Artık sen bir ilçesin. Seni vali değil, kaymakam yönetecek…
Anadolu’nun herhangi bir ilçesiyle aynı yasal statüye indirgendiğinin farkındasın değil mi?
105
yıl önce, 1908’de il olmak için başvuruda bulunmuştun, olmamıştı.

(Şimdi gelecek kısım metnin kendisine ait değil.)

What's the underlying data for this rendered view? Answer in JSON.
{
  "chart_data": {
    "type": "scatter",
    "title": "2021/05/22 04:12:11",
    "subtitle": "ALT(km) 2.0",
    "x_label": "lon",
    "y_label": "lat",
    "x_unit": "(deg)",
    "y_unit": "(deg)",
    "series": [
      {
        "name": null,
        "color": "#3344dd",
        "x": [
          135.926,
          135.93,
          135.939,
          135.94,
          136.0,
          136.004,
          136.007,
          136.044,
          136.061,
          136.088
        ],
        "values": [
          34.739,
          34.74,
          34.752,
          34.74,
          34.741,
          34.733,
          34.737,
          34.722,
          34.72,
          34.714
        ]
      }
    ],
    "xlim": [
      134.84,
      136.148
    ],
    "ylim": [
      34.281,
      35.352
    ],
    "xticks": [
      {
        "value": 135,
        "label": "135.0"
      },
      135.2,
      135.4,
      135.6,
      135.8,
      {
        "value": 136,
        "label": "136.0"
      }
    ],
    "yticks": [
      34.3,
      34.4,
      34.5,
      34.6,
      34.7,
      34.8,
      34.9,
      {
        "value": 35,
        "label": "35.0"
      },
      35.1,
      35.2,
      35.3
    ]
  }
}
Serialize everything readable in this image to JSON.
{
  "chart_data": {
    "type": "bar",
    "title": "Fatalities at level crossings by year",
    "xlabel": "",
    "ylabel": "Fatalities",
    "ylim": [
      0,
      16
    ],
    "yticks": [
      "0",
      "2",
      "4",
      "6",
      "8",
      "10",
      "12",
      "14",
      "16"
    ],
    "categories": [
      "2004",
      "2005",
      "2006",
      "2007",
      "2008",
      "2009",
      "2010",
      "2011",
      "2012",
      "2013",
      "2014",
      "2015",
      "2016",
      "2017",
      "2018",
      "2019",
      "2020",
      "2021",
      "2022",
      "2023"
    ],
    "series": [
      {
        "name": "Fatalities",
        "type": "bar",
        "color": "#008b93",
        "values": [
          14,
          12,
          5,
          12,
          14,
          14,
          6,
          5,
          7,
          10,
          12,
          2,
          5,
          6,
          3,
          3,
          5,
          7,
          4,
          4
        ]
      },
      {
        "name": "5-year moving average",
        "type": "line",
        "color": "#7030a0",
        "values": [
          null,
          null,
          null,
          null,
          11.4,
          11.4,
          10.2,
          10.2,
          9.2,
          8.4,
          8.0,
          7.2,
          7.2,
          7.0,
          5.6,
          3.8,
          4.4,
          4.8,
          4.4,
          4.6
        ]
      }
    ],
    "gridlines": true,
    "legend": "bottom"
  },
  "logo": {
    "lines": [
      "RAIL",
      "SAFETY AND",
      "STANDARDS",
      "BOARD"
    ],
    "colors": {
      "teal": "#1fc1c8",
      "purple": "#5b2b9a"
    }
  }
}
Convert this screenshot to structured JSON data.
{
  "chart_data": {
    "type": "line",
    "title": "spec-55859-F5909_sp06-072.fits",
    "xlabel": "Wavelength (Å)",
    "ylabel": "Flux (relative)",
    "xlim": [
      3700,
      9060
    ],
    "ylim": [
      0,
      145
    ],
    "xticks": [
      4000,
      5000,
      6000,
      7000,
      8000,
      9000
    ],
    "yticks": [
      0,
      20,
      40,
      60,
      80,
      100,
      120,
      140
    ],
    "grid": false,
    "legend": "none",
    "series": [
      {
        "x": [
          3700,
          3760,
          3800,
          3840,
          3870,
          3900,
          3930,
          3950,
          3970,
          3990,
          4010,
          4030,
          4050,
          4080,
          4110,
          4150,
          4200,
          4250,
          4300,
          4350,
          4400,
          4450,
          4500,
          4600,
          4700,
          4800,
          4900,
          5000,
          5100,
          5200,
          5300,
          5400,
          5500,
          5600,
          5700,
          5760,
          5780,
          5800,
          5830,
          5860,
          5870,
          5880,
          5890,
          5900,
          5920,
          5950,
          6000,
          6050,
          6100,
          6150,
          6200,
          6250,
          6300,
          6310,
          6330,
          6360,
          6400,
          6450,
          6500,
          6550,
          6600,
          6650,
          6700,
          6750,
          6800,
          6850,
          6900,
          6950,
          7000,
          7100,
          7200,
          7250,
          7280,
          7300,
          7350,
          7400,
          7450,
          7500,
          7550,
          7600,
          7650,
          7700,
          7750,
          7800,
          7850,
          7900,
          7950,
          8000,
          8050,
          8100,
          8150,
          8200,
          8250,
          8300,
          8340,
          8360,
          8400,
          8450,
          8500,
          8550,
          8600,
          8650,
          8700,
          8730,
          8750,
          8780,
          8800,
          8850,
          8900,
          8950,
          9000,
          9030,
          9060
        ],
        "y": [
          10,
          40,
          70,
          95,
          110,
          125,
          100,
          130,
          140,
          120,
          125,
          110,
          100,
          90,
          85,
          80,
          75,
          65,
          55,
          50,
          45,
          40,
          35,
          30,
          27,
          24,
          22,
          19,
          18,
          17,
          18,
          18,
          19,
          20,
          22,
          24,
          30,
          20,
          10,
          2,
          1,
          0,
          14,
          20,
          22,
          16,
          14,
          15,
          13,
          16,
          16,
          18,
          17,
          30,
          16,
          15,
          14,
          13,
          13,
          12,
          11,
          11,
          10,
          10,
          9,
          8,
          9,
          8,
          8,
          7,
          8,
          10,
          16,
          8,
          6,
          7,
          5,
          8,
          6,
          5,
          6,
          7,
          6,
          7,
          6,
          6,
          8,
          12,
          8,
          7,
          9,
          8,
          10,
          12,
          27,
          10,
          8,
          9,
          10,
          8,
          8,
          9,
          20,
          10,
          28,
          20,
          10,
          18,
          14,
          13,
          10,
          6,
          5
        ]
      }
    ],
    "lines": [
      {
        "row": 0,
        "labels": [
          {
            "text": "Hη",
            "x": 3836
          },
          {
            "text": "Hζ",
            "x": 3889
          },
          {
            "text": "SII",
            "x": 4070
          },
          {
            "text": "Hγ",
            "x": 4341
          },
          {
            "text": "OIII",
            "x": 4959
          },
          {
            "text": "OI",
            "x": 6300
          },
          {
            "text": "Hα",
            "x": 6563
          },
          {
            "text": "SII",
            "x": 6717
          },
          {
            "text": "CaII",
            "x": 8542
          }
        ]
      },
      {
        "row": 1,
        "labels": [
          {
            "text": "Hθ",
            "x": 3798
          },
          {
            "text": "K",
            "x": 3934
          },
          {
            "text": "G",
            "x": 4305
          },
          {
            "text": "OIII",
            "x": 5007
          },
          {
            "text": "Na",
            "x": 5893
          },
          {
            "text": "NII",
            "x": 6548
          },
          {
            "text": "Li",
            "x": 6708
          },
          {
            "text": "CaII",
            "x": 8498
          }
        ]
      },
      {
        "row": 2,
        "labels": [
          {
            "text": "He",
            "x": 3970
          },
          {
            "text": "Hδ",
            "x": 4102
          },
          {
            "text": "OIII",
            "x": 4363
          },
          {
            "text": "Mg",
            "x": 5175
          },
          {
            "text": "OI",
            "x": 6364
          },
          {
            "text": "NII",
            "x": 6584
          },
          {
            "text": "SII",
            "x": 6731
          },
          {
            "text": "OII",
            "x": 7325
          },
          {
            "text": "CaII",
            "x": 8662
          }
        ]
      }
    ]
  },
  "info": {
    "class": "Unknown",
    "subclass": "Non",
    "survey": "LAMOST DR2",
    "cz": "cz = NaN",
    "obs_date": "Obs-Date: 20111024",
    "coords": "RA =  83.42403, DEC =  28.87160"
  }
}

1909’da bir kurul yüzlerce imzalık dilekçeyle hükümete başvurmuştu,
olmamıştı. Ertesi yıl yeniden denemiştin de bu kez Giresunlular da ayağa
kalkınca olmamıştı. Sonra mutasarrıflık yapılarak durum idare
edilmişti.
Birkaç yıl
sonra, 1921’de, ülke ateş çemberi içindeyken, Kurtuluş Savaşı’nın en
kritik günleri sürerken, ülkeyi bağımsızlığa kavuşturacak olan 1.

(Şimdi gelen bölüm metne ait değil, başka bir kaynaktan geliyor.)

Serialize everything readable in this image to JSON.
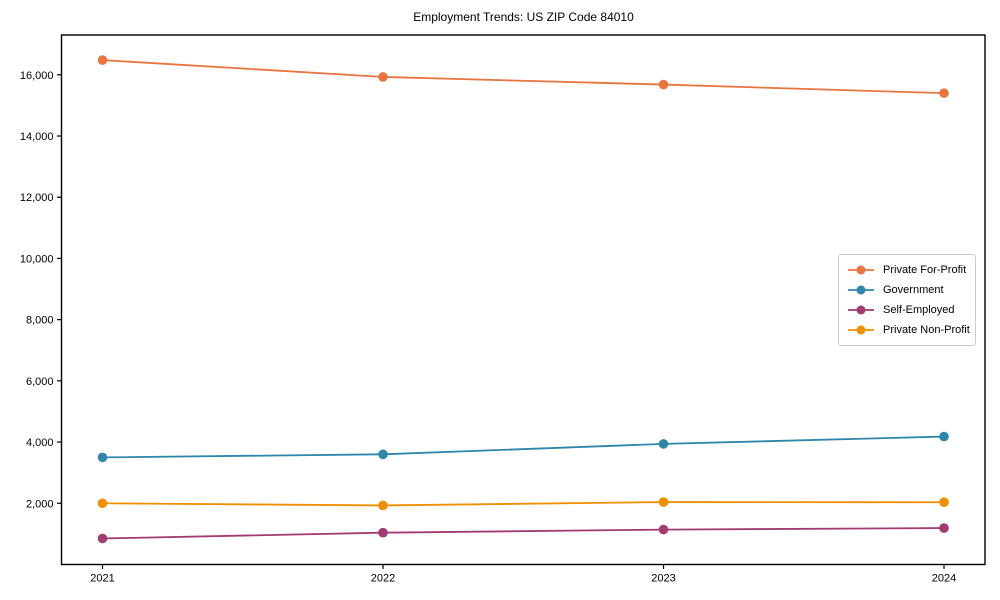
{
  "title": "Employment Trends: US ZIP Code 84010",
  "chart_data": {
    "type": "line",
    "title": "Employment Trends: US ZIP Code 84010",
    "categories": [
      "2021",
      "2022",
      "2023",
      "2024"
    ],
    "series": [
      {
        "name": "Private For-Profit",
        "color": "#E8743F",
        "values": [
          16480,
          15930,
          15680,
          15400
        ]
      },
      {
        "name": "Government",
        "color": "#2E86AB",
        "values": [
          3500,
          3600,
          3940,
          4180
        ]
      },
      {
        "name": "Self-Employed",
        "color": "#A23B72",
        "values": [
          850,
          1040,
          1140,
          1190
        ]
      },
      {
        "name": "Private Non-Profit",
        "color": "#F18F01",
        "values": [
          2000,
          1930,
          2040,
          2035
        ]
      }
    ],
    "xlabel": "",
    "ylabel": "",
    "ylim": [
      0,
      17300
    ],
    "yticks": [
      2000,
      4000,
      6000,
      8000,
      10000,
      12000,
      14000,
      16000
    ],
    "ytick_labels": [
      "2,000",
      "4,000",
      "6,000",
      "8,000",
      "10,000",
      "12,000",
      "14,000",
      "16,000"
    ],
    "grid": false,
    "legend_position": "center right",
    "axis_color": "#000000",
    "background": "#ffffff"
  }
}
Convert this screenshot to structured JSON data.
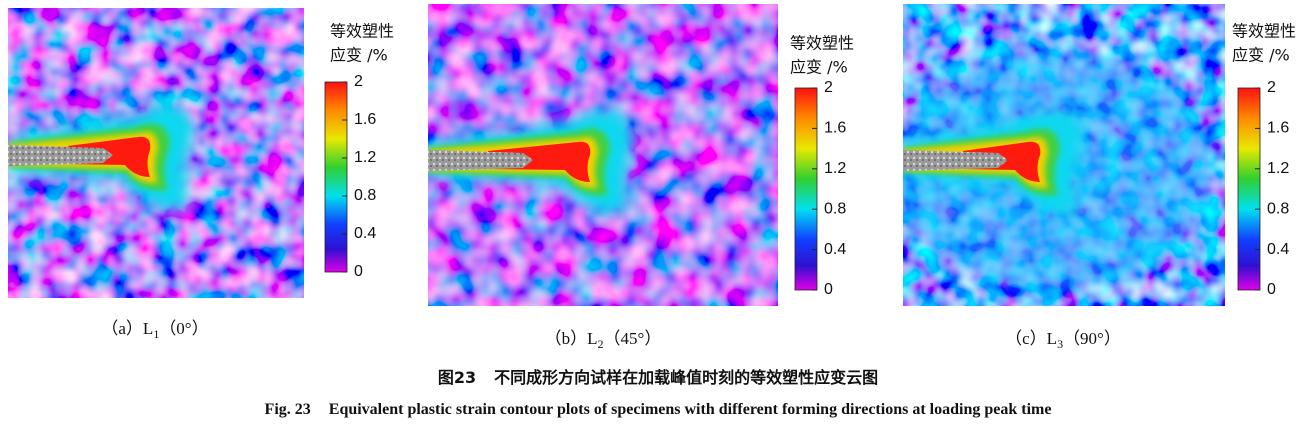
{
  "figure": {
    "panels": [
      {
        "colorbar": {
          "title": [
            "等效塑性",
            "应变 /%"
          ],
          "ticks": [
            2,
            1.6,
            1.2,
            0.8,
            0.4,
            0
          ]
        },
        "caption": {
          "label": "（a）",
          "name": "L",
          "sub": "1",
          "angle": "（0°）"
        }
      },
      {
        "colorbar": {
          "title": [
            "等效塑性",
            "应变 /%"
          ],
          "ticks": [
            2,
            1.6,
            1.2,
            0.8,
            0.4,
            0
          ]
        },
        "caption": {
          "label": "（b）",
          "name": "L",
          "sub": "2",
          "angle": "（45°）"
        }
      },
      {
        "colorbar": {
          "title": [
            "等效塑性",
            "应变 /%"
          ],
          "ticks": [
            2,
            1.6,
            1.2,
            0.8,
            0.4,
            0
          ]
        },
        "caption": {
          "label": "（c）",
          "name": "L",
          "sub": "3",
          "angle": "（90°）"
        }
      }
    ],
    "caption_zh": {
      "number": "图23",
      "text": "不同成形方向试样在加载峰值时刻的等效塑性应变云图"
    },
    "caption_en": {
      "number": "Fig. 23",
      "text": "Equivalent plastic strain contour plots of specimens with different forming directions at loading peak time"
    }
  }
}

TBMM, Ordu’yu il, seni de bu ilin merkez ilçesi yapmıştı. Buna karşı
çıkan komşu vilayetler, isyan eden ilçeler vardı. “Ordu olsa olsa ilçe
olabilir” demişlerdi.
Cumhuriyetin
bir vilayeti olmayı hak etmek için ne çok çabaladığını biliyoruz
Sevgili Ordu. Geçmişten gelen özgün tarihsel ve kültürel altyapını iyi
kullanarak, 20. yüzyılı uygar bir kent olarak tamamladın; basının,
festivallerin, tiyatroların, eğitim ve kültür kuruluşlarınla, bir ilin
merkezi olmaya yakışır bir yüzyıl geçirdin.Bunun için nice yönetici,
nice kurum, kuruluş emek harcadı; nice kültür ve sanat adamı ter
akıttı. Hepsini sevgiyle bağrına bastın.
Şimdi, hiç bunlar yaşanmamış gibi, 100 yıl öncesine, geçen yüz yılın başlarına döndüğünün farkındasın değil mi Ordu?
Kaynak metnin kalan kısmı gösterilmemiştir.